Sachin Gupta discusses the tech behind Google Distributed Cloud
Google LLC has lagged behind major competitors in the game of cloud, taking a 4.6% share in 2020 against Amazon Web Services Inc.’s 43.6% and Microsoft Corp.’s Azure’s 14.3%. But the good news is that strategy changes last year look to be paying off as Google Cloud Platform reported a 49.3% growth spurt in 2020, estimated to be faster than both AWS and Microsoft.
Now, making a major move in the cloud game, GCP is layering third-party apps on top of Anthos and spanning the divide between containerized microservices-based applications and virtual machines.
“Having the simplicity and the efficiency of operating VMs like containers on top of Google Distributed Cloud built on Anthos is extremely powerful,” said Sachin Gupta (pictured), vice president and general manager of infrastructure at Google Cloud.

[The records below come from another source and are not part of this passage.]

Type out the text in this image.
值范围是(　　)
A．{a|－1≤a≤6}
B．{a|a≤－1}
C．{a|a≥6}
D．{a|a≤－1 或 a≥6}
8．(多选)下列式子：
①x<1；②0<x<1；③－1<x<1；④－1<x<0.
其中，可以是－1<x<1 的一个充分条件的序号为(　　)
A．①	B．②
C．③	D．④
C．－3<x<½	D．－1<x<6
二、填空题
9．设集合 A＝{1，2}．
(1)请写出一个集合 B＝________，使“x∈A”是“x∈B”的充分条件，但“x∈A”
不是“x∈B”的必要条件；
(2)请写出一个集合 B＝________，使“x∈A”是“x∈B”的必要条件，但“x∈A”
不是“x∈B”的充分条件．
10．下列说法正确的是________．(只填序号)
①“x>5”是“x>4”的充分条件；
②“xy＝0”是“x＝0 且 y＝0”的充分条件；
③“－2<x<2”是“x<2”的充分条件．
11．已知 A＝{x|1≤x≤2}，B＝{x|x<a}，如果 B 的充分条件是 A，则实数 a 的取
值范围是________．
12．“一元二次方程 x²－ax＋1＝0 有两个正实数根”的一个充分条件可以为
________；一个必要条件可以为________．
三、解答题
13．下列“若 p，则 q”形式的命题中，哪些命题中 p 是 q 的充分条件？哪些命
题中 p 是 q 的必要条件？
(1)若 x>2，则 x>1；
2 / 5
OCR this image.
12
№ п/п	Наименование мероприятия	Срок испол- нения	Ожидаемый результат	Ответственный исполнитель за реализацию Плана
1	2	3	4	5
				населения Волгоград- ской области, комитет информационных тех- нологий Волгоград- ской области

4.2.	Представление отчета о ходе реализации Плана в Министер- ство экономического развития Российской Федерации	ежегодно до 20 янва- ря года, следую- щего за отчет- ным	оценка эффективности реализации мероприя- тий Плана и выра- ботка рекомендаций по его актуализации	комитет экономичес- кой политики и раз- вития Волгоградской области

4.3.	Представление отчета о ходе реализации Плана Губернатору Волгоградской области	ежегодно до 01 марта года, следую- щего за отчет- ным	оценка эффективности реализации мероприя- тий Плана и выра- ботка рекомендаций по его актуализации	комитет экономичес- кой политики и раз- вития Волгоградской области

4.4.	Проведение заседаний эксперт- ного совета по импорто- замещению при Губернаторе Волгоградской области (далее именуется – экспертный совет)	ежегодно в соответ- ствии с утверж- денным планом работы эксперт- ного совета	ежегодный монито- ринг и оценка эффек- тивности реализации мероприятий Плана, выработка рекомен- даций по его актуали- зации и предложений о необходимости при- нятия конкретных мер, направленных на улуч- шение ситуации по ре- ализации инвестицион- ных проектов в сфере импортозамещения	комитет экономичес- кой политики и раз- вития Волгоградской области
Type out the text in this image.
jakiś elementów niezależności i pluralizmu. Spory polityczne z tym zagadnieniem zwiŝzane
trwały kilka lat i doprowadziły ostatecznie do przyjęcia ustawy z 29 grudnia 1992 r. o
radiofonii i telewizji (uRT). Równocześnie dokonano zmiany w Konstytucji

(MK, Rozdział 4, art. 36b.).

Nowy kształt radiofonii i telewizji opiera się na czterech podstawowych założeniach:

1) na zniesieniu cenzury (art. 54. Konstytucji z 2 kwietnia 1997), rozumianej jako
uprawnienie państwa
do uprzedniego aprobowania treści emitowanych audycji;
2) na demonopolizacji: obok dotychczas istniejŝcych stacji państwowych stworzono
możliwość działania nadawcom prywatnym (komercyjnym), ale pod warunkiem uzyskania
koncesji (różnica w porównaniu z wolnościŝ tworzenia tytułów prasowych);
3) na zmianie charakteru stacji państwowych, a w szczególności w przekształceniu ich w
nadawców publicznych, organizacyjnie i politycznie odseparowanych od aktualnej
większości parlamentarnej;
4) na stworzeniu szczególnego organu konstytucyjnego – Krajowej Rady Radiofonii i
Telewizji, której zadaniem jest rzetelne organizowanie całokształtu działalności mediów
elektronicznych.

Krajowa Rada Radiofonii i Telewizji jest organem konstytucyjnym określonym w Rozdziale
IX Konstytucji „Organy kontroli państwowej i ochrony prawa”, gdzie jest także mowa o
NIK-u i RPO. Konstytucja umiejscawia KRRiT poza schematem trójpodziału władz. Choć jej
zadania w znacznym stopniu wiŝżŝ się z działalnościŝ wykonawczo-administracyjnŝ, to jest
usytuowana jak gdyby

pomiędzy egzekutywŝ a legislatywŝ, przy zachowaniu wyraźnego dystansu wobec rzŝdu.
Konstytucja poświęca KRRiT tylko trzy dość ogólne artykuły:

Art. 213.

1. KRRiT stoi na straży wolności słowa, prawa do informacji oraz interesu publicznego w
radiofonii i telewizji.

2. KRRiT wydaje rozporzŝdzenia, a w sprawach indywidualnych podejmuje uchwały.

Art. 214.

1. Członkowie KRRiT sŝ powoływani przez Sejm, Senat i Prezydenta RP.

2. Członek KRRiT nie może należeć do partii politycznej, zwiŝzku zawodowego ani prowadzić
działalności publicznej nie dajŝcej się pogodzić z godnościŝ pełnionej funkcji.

Gupta spoke with David Nicholson, host of theCUBE, SiliconANGLE Media’s livestreaming studio, for a digital CUBE Conversation on the technology behind the Google Distributed Cloud announcement made at Google Cloud Next ’21.
Google Distributed Cloud combines third-party hardware, Anthos and open-source tech
The majority of Google Cloud’s customers are in the process of moving applications to a containerized environment with Kubernetes. But some workloads just aren’t made for the cloud. Low latency processing requirements, data security, privacy, compliance and residency restrictions can all keep data on-premises. Listening to customer demand for a location-agnostic solution, Google Distributed Cloud was created to provide computational power, storage, automation and simplicity across cloud environments, on-premises and at the edge.
The solution layers third-party hardware from companies Dell Technologies, Hewlett Packard Enterprise, Cisco Systems, Nvidia and NetApp together with Google’s hybrid multicloud software layer, Anthos. Layered on top are open-source technologies; for example, those built on Kubernetes.
“We offer a containerized environment, a VM environment that enables both Google first-party services, as well as third-party services that customers may choose to deploy on top of this infrastructure,” Gupta said.
This means the management of the entire infrastructure, top to bottom, is delivered to Google directly, allowing customers to focus on applications and business initiatives rather than infrastructure complexity.
“They can just leave that to us,” Gupta said.